Judge Andrew P. Napolitano – Natural Law As Restraint Against Tyranny
by William Barbe
Judge Andrew P. Napolitano, once a Fox News TV show host – and now an outspoken critic of the US government – delivered a short, intriguing, and, I believe, important speech at the Mises Institute in Costa Mesa, California, on November 8th, 2014.
He began by talking about the origins of Natural Laws, beginning with this quote from Sir Thomas More’s treason case under Henry VIII:
Some men say the earth is flat.
Some men say the earth is round.
But if it is flat, could Parliament make it round?
And if it round, could the kings command flatten it?
More was appealing to the jury of the Laws of Nature that restrain even the government. This was the classic Natural Law argument. More was not the originator of this argument; that was Saint Thomas Aquinas nearly 800 years ago.

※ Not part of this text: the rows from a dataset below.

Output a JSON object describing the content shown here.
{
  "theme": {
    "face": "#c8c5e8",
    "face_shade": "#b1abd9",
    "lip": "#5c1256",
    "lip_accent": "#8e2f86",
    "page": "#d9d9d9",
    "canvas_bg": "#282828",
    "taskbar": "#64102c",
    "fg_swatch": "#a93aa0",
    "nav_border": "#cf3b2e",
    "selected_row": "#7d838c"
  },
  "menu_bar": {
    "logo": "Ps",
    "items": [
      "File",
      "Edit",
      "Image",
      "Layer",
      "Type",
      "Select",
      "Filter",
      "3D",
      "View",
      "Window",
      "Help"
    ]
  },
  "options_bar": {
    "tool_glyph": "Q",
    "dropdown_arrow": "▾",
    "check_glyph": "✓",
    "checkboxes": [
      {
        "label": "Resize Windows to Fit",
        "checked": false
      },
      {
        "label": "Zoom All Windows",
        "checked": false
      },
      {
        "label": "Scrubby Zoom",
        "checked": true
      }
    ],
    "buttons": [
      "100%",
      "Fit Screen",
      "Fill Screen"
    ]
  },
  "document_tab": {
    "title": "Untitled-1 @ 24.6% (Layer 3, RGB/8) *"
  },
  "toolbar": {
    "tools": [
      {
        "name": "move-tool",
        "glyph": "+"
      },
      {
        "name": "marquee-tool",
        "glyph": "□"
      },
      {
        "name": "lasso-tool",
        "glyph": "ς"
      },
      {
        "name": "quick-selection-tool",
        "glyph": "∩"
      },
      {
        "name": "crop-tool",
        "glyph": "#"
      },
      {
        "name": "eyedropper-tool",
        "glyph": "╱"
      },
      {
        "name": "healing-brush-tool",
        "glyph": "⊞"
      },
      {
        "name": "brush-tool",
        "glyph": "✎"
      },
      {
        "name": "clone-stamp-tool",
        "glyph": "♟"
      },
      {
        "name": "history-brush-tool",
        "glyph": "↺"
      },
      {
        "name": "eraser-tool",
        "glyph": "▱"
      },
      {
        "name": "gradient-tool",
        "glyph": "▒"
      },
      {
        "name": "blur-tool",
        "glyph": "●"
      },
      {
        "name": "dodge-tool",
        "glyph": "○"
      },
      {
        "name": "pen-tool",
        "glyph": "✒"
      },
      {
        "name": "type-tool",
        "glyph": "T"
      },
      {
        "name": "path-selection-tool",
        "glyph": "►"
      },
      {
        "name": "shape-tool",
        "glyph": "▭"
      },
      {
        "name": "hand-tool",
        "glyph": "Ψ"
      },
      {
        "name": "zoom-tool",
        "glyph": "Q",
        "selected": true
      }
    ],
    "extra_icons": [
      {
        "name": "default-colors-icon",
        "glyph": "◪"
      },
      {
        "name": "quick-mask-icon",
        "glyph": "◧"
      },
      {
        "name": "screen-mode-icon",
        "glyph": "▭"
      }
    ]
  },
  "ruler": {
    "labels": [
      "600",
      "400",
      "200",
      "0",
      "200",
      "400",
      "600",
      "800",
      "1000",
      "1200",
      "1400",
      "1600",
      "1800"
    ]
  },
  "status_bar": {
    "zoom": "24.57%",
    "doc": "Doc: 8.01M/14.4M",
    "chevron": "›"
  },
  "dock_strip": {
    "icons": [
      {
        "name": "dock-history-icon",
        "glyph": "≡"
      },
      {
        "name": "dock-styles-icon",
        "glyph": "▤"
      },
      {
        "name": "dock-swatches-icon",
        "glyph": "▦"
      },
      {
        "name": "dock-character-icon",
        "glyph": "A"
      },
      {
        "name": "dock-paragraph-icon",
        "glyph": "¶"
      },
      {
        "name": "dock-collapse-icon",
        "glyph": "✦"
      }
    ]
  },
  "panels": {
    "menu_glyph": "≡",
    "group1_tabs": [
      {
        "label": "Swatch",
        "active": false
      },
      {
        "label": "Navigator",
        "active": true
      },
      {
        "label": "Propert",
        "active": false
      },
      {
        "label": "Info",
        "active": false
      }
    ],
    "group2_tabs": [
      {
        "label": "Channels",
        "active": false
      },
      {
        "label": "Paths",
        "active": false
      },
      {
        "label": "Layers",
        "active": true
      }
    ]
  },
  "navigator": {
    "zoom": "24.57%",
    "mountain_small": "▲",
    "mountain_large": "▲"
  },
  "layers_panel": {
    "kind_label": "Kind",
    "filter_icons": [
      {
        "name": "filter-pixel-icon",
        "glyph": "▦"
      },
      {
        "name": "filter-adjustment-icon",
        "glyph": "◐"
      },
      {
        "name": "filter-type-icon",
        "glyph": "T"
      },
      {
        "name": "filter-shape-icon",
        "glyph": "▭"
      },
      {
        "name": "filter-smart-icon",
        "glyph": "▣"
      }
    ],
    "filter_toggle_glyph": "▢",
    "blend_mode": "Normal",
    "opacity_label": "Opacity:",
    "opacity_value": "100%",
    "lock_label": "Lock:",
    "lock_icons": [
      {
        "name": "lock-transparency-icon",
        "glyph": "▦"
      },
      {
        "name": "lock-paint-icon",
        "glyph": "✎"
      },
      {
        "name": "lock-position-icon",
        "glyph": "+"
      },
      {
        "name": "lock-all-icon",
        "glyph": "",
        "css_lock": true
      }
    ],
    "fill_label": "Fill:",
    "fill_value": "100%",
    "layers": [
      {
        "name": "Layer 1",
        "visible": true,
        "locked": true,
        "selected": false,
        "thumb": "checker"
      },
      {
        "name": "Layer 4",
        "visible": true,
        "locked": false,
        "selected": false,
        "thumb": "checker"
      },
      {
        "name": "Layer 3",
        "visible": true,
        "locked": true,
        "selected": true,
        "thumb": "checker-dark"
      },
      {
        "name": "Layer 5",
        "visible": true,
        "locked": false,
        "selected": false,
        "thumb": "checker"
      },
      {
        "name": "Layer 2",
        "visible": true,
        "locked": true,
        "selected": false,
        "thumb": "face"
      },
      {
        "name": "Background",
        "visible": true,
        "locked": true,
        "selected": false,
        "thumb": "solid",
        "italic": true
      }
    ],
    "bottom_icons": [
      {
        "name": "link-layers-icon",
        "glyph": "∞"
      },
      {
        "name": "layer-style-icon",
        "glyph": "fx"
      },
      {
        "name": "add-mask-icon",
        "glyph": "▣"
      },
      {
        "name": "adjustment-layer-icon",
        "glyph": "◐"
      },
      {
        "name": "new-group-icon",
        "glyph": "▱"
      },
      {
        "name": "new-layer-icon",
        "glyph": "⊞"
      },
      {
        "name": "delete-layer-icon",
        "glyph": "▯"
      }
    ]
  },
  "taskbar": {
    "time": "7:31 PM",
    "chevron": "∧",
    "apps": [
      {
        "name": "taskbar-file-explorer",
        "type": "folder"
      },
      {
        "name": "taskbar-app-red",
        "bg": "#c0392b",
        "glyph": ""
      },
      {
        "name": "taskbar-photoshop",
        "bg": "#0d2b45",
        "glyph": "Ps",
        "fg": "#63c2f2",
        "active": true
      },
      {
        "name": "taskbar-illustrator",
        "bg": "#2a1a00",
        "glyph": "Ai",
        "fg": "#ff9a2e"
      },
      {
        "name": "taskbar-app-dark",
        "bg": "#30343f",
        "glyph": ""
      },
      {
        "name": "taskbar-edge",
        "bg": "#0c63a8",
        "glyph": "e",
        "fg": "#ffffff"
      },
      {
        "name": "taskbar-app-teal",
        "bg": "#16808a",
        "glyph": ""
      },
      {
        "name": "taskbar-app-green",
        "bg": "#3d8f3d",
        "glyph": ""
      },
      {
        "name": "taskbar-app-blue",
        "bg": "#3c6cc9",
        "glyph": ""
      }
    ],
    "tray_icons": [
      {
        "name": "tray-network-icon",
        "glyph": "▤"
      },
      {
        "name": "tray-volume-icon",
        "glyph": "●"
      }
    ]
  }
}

The English liberal philosopher John Locke picked up on this, as did Thomas Jefferson when he wrote the Declaration of Independence, and James Madison when he was a Scrivener for the US Constitution.
Thomas Jefferson’s version of More’s phrase — “We are endowed by our creator with certain inalienable rights and among these are life, liberty, and the pursuit of happiness” — articulates the view that our rights come from our humanity.
Napolitano asks: What are these rights that come from humanity? And how can the government trample them? The concept of Natural Rights articulated by Aquinas is that there are areas of human behavior for which we do not need a government permission slip in order to make free choices. Things like freedom to develop your own personality, to think as you wish, to say what you think, the right to worship or not to worship, to assemble in groups or to refuse to assemble, to petition the government for redress of your differences, and the right to defend yourself against tyrants. These are the quintessential ‘American rights’. The right to be left alone, for example, codified in the Fourth Amendment today is called the ‘right to privacy’.
Napolitano answers with the theory that we have surrendered some of our rights to the government so that the government will protect the rights that we have not surrendered. The idea is that the government derives its power from the consent of the governed. He argues that no one is alive today that consented when the Constitution was enacted, therefore it is a fiction. The fiction is that we consented to surrender our rights where in reality our rights have been stolen from us through the use of force.